Yamishibai: Japanese Ghost Stories is a collection of brief (roughly five minutes each) ghost stories based on Japanese myths, folklore, and urban legend. The stories are both animated and told in what is called the traditional kamishibai or paper drama method, a roll of paper drawings as a story is told. To Western animation audiences, this animation imitating the style imitating this “paper drama” will look like most likely look like a motion comic. Each episode begins with an elderly man in a yellow mask on a children’s playground gathering the kids all around them to tell them these ghost stories.
If you imagine the kind of scary stories you might gather around a camp fire in the dark and tell to get a rise out of your companions, or at a sleep away when you were a kid, then you’ll have an idea of the sort of tales that are in Yamishibai. As an example, the collection gets started with the “The Talisman Woman,” the story of a man who moves into an apartment and finds a talisman stuck to his roof. When he notices a woman across the street mouthing something to him, he finds it strange, and later he finds the woman in his room and she is arrested for breaking and entering, but he also finds dozens of talismans stuck under his coffee table. After removing them, he is swarmed by hundreds of ghosts, which he tries to tell himself are not real. Another tale is “Hair,” where a woman is working late at the office alone in the dark when the copy machine starts acting weird. The copies are coming out with odd black lines on them When she looks under the scanner lid, she sees long, black hair that slithers into the copier. Taken aback, she tries to fix the machine and suddenly, in the shadows, an apparition, a girl with long dark hair, appears behind her.

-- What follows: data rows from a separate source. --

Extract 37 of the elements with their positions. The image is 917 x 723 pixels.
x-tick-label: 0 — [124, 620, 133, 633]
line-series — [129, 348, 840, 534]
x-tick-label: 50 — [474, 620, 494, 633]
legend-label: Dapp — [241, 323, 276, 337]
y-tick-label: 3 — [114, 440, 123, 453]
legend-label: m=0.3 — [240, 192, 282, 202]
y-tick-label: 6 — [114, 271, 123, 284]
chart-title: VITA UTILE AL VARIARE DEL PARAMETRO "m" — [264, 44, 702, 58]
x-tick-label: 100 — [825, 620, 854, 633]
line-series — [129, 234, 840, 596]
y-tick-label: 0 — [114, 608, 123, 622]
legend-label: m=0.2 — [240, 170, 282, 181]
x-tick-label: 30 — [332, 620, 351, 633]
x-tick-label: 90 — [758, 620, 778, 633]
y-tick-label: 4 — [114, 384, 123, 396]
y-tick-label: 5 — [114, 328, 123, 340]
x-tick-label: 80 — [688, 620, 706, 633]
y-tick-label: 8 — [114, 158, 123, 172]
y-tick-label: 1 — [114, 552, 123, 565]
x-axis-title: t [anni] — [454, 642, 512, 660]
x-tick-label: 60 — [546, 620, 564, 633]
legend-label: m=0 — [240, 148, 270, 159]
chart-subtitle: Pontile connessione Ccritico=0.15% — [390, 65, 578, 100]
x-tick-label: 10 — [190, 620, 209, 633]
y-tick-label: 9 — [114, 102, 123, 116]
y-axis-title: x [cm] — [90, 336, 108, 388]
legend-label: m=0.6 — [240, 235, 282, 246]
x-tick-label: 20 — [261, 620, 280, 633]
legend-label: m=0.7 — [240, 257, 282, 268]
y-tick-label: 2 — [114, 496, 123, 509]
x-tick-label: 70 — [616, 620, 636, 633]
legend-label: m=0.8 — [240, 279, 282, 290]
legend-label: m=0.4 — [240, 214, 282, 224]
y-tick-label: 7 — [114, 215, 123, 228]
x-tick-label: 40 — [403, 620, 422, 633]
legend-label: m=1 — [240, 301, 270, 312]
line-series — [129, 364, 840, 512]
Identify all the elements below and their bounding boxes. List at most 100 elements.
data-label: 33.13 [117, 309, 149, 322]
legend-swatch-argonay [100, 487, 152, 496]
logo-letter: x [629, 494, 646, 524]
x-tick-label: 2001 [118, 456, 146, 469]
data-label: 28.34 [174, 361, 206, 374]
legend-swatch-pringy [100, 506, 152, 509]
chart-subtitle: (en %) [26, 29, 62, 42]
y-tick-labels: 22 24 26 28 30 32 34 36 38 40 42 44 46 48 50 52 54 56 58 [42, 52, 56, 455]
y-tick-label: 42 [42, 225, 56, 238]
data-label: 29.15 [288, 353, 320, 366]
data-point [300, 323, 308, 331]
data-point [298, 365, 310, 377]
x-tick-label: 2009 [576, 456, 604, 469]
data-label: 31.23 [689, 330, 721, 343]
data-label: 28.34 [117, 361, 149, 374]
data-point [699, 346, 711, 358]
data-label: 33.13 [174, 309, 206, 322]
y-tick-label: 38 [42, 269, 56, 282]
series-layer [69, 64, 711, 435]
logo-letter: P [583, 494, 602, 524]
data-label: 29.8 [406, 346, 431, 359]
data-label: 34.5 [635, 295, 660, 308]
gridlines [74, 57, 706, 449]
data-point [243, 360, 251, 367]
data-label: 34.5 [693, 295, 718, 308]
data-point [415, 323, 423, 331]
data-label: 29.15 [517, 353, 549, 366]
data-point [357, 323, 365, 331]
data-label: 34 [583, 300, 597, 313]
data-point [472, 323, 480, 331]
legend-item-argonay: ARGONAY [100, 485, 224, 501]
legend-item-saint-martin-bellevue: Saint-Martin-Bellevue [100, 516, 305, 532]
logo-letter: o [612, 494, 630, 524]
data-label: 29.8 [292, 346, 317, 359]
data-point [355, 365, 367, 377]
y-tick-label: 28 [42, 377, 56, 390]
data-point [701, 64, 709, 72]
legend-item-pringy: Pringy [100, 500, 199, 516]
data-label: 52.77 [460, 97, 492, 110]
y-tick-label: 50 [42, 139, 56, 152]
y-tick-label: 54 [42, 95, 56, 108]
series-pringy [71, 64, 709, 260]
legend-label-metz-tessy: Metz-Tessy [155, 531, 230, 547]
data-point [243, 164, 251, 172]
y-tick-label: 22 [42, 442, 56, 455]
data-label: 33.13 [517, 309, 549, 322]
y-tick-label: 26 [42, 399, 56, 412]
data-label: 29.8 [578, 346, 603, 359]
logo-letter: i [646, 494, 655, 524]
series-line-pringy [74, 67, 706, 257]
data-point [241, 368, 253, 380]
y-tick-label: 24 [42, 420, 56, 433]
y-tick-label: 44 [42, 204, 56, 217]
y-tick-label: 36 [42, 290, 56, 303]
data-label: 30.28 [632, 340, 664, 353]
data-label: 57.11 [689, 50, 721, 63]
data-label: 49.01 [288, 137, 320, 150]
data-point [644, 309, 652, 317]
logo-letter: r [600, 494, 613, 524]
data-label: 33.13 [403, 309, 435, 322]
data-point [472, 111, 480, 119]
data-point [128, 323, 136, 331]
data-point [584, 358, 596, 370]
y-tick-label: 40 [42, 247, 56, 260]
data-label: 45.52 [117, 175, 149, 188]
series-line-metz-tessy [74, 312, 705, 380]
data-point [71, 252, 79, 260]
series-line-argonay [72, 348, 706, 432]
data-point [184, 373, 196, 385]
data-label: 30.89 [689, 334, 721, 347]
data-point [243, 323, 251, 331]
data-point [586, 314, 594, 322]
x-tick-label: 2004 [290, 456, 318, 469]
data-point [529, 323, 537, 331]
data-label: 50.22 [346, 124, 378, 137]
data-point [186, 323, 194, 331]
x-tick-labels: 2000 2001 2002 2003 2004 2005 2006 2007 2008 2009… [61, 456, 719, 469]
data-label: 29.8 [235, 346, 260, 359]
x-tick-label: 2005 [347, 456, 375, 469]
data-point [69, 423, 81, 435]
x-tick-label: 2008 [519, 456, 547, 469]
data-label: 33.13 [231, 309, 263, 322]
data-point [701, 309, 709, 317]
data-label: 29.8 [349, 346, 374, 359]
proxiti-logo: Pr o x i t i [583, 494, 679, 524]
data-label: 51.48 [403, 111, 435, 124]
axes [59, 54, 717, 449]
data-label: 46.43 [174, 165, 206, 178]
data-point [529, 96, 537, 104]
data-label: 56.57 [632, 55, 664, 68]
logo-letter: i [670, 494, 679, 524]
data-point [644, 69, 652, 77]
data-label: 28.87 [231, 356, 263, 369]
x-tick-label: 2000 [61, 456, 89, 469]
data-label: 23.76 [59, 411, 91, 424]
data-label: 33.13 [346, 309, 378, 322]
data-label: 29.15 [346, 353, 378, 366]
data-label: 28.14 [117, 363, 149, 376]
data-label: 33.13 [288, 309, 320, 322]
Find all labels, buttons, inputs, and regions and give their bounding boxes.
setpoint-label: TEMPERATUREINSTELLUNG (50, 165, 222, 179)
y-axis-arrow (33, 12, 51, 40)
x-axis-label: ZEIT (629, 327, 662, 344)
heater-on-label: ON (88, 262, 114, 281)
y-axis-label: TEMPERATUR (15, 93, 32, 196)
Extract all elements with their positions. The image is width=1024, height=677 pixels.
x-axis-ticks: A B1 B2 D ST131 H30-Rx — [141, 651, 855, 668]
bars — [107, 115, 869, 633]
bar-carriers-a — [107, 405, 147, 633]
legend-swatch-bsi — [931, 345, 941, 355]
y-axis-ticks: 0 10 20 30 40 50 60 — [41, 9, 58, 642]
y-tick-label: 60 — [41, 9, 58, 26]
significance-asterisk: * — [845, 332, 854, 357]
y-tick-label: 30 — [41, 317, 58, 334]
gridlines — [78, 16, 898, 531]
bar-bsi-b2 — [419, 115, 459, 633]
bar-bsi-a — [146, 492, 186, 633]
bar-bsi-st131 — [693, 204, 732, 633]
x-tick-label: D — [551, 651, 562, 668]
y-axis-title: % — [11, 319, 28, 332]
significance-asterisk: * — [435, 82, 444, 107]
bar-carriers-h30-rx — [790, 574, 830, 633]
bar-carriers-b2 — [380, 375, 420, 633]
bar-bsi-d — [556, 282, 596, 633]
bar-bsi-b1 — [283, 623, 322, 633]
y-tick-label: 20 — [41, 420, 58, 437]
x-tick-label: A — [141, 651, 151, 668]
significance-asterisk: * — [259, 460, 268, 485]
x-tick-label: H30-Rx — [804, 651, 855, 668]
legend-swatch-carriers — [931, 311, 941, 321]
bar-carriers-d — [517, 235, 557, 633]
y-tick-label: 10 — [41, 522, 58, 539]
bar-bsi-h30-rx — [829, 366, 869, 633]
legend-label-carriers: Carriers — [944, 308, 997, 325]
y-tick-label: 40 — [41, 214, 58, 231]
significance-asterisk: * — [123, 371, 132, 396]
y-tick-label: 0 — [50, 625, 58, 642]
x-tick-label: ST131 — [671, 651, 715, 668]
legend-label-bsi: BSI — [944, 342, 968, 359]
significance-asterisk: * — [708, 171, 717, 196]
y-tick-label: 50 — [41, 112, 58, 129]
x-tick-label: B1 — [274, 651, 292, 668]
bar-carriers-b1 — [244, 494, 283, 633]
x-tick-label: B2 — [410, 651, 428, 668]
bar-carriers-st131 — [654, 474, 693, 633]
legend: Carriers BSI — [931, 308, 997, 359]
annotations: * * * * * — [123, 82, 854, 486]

The style of animation and the fantastic voice work only help to heighten the scariness of the stories. The frozen looks on the characters faces, the worried sounds in their voices – it will have you on the edge of your seat. Some of the stories could come right out of the old Twilight Zone series, don’t necessarily make sense, and they aren’t meant to. They are meant to evoke an emotion, a mood, a feeling. These would be perfect to watch over Halloween festivities.
Although this set is marked as “complete collection” it only has seasons 1 and 2. Season 3 is not included.
The Video
Yamishibai: Japanese Ghost Stories is provided in an AVC 1080i encodement on Blu-ray from Sentai Filmworks. The video isn’t the crispest looking, partly due to the artistic intent and partly due to the interlaced encodement, but it is satisfying nevertheless. There is purposely grain and “surface damage” added to the digital animation, which as a dull, earth tone color palette that although it doesn’t pop does convey the sullen, spooky mood of the tales being spun.
The Audio
The original Japanese audio soundtrack is included in DTS-HD Master Audio 2.0 stereo and the mix is more than adequate with wide atmospheric stereo panning and upfront dialogue that chills to the bones.
The Supplements
We only get additional Sentai Filmworks trailers on this release.
The Final Assessment
A moody, dark, and gripping set of horror stories from Japanese folklore and urban legend that is masterfully animated and acted, Yamishibai: Japanese Ghost Stories seasons 1 & 2 is presented on Blu-ray here from Sentai Filmworks in a pleasing if barebones set.